When I arrived, the room was rapidly filling with participants. Most of them were players who I had met over the years and there was no doubt in anyone's mind that this was going to be "the party of all parties." Now, my friend, play along with me and picture a big, pink bunny who doesn't want his valued guests to discover who he really is until the official unmasking and judging. Picture a very big and round pink bunny head. Picture the inhabitant of the costume as being very, very, very warm in the furry outfit. Picture the bartender asking the bunny what he wanted to drink. Picture the bunny, most confidential and soft-spoken, choosing something cool, such as a gin and tonic. Now, and most urgently, picture the issue of getting the liquid from the glass through the big round head and into the salivating mouth of the occupant. Here's how the conversation went:

"Whad'dya want?

"Gin and tonic."

"Anything else?"

"Straw." The bartender, thinking I had said "Strong," poured a triple shot. I fended for myself and managed to get three straws stuck together to fit through the rabbit mouth. Damned, that drink went down the pipes lickety, rickety split!

"One more!" I gasped.

The bartender whispered, "Scribbler? Is that you?"

"Shut the hell up, you idiot!" I groaned. "I don't want everyone to know who I am!  Just make me another one."

Halfway into the second drink, the heat of the moment and the gin of my choice joined forces to cause the room to spin counter-clock-wise to the Earth's orbit around the sun and…. I backed up myself up against the wall of the showroom to steady myself against the onslaught of sensory perception. Problem was, the wall that I was backing myself up against was the double-door entry into the showroom and yes, things were about to get exciting.

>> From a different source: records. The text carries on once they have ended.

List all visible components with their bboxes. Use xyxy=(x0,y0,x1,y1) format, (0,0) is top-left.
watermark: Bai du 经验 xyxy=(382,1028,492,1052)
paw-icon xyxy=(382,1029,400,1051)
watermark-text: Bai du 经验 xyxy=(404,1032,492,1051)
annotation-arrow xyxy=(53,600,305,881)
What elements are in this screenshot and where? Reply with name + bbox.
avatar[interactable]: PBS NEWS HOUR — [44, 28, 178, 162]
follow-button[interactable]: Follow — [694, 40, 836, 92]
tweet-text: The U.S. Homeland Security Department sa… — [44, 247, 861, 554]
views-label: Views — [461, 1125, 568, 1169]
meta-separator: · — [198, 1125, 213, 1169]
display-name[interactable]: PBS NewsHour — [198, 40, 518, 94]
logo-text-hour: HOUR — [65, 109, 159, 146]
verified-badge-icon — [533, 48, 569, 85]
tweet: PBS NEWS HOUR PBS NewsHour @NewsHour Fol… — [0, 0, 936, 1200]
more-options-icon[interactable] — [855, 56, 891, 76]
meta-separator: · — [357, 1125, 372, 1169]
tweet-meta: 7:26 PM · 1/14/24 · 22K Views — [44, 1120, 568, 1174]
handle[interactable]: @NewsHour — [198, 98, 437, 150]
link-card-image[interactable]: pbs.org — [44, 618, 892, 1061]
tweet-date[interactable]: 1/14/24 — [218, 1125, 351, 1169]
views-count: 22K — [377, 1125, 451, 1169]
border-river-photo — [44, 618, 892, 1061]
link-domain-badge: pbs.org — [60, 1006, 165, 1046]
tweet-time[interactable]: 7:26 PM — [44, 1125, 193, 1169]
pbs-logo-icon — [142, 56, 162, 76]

The doors flew open behind me. I hit the carpet like a ton of adobe bricks as my "head" popped off and went rolling down the showroom stairs and into the gambling pit. There, it eventually stopped rolling, resting, of course, snugly up against the patent leather shoes affixed to the feet of the General Manager of the joint. Yours truly was stretched out helplessly and like a wet dishrag at the showroom doors, surrounded by peacocks and elephants and a giraffe or two. Wow, what a moment! Truly, what a moment!

A few years later, I landed in Reno as Executive Casino Host at the Peppermill. That was in January of 1989 and the GM there was in a firing mood on my third day at the job. He had unceremoniously fired most of the sales department and a good chunk of the management staff when his secretary, Harrah, (truly her name), called me in to his office.

Phil Bryan’s reputation had preceded him and I was literally shaking in my cowboy boots as I slithered in. "Shut the door," he growled. "Sit down." My shorts were by now giving me a most severe wedgie. "Closer. Lean across the desk so I can see you better." Well, there I was, literally nose to nose, leaning across the desk and staring the steel-blue eyes of the General Manager of THE Reno Peppermill eyeball to eyeball.

"Scribbler," he whispered as he moved his lips up against my right ear. Oh, dear God, what a predicament I was in! I was stuck in a new house with big payments and in a new town and I instinctively knew that I was about to get fired. You know how it is; you can always sense awful and portentous things; those foreboding moments just chill your bones to the marrow. It my case, even my liver quivered.

"Scribbler! Pay attention!"

"Yes, sir!"

"Scribbler," he whispered so softly that I could barely make out the words. "Tell me the story about the pink bunny outfit."

Everything that you read on these Wednesday blogs will be the whole truth and nothing but the truth, and I have some great stories to tell. In between Wednesdays, I’ll try and throw in some other posts as time and reason permit. I hope you enjoyed the start up.  Regards, The Scribbler.